CBN says Nigeria’s inflation crisis ‘not so bad’ compared to other African nations

  • Amid global inflation concerns, the Central Bank of Nigeria (CBN) asserts the nation fares better than many African peers.
  • The inflation rise was attributed to the Russia-Ukraine conflict and shifts in global energy and property markets.

Amidst rising inflation, the Central Bank of Nigeria (CBN) offers perspective on Nigeria’s economic performance relative to other African nations.

Acting CBN Governor Folashodun Shonubi, speaking at the 2023 Zenith Bank International Trade Seminar, highlights how Nigeria fares in the face of global challenges.

Shonubi referenced specific inflation rates from around the world, underscoring the global nature of the issue.

“Now, when you come down to Africa and neighbouring Ghana, at the last count, inflation there is at 42.5%. We have it at 31% in Ethiopia and 36% in Egypt,” he said.

He continued, “So, in our dear country, we are at 22.8%. When you hear these figures, it tells you that we’re not doing as badly, but all of this has also affected economic growth itself.”
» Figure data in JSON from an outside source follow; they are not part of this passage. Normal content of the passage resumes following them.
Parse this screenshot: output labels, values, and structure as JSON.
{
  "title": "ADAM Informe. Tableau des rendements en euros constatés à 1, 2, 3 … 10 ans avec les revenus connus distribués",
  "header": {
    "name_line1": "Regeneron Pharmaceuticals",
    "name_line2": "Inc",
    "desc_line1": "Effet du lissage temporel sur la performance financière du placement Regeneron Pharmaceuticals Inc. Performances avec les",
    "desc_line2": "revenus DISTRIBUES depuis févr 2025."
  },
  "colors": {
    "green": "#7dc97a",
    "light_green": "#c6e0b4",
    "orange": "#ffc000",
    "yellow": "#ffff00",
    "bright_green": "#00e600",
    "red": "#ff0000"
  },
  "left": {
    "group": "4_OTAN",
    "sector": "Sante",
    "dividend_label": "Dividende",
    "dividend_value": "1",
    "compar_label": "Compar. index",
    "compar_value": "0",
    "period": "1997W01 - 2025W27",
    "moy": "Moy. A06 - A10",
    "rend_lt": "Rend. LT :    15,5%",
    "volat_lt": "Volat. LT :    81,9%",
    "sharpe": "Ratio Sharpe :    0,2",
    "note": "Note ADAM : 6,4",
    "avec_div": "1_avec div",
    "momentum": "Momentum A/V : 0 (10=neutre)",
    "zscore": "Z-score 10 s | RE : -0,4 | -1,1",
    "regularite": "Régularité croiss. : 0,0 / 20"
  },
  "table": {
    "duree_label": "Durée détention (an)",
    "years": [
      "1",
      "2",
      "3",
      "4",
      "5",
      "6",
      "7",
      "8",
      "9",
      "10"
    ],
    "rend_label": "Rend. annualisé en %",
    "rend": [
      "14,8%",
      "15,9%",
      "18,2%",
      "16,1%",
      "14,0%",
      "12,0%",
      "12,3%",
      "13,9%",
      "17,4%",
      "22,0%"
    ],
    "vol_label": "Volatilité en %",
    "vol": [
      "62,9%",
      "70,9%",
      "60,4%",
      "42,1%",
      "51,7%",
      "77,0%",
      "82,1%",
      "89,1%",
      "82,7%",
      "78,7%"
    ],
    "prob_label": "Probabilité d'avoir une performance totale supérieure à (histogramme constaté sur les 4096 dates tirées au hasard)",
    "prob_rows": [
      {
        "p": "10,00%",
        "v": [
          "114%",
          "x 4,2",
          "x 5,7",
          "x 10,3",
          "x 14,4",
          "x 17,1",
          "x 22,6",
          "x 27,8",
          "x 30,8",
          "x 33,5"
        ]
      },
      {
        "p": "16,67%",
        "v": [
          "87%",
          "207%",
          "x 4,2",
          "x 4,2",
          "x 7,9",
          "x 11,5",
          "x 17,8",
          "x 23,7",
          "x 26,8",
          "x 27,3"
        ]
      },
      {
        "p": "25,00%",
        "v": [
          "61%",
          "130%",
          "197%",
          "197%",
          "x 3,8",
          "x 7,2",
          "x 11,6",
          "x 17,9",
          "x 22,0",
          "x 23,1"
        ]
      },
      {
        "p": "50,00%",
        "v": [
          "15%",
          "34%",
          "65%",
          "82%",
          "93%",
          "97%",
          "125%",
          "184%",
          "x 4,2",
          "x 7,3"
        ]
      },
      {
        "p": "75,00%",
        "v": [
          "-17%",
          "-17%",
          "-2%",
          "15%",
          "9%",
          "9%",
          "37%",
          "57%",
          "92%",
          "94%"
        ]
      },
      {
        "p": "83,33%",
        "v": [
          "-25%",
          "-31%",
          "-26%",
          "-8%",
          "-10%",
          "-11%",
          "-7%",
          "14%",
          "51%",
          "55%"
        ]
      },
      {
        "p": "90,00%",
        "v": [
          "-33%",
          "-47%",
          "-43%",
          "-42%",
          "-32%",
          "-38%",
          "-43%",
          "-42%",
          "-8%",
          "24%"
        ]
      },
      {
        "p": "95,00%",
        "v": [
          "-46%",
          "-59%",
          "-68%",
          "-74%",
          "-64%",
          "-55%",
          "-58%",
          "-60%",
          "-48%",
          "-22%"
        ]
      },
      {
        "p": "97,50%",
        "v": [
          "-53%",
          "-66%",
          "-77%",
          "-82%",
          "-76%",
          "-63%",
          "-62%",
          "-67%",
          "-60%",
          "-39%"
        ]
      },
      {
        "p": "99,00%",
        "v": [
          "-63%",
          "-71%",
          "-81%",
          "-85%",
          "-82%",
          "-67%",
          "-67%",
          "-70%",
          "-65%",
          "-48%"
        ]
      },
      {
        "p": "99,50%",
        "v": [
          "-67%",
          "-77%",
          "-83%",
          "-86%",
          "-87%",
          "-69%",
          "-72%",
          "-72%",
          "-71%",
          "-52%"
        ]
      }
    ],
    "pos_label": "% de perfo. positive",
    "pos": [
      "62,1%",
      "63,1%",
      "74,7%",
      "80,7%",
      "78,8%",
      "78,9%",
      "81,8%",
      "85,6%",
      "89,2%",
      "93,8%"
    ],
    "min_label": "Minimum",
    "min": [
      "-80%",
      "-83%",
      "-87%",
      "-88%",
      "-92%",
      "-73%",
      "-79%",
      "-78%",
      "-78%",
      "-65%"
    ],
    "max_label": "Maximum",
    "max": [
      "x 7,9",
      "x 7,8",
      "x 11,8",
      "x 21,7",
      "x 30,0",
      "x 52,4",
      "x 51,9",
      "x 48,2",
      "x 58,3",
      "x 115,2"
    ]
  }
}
The CBN Governor went on to emphasise the broader context, including global challenges influencing inflation rates.

“Today, the IMF has revised growth downwards from 3.5% to 3% this year and 3% next year. For Sub-Saharan Africa, they expect growth to moderate from 4.1% last year to 3.5% this year, but to return to just slightly over 4% next year. In Nigeria, they expect us to do 3.2% this year,” he explained.

While the CBN’s stance attempts to provide perspective on Nigeria’s inflation situation, critics argue that the complex realities faced by Nigerian citizens cannot be brushed aside.

In his closing statement, Shonubi emphasized the importance of non-oil exports and stressed the need for Nigeria to accelerate the growth of its non-oil exports to GDP ratio for a more robust economy.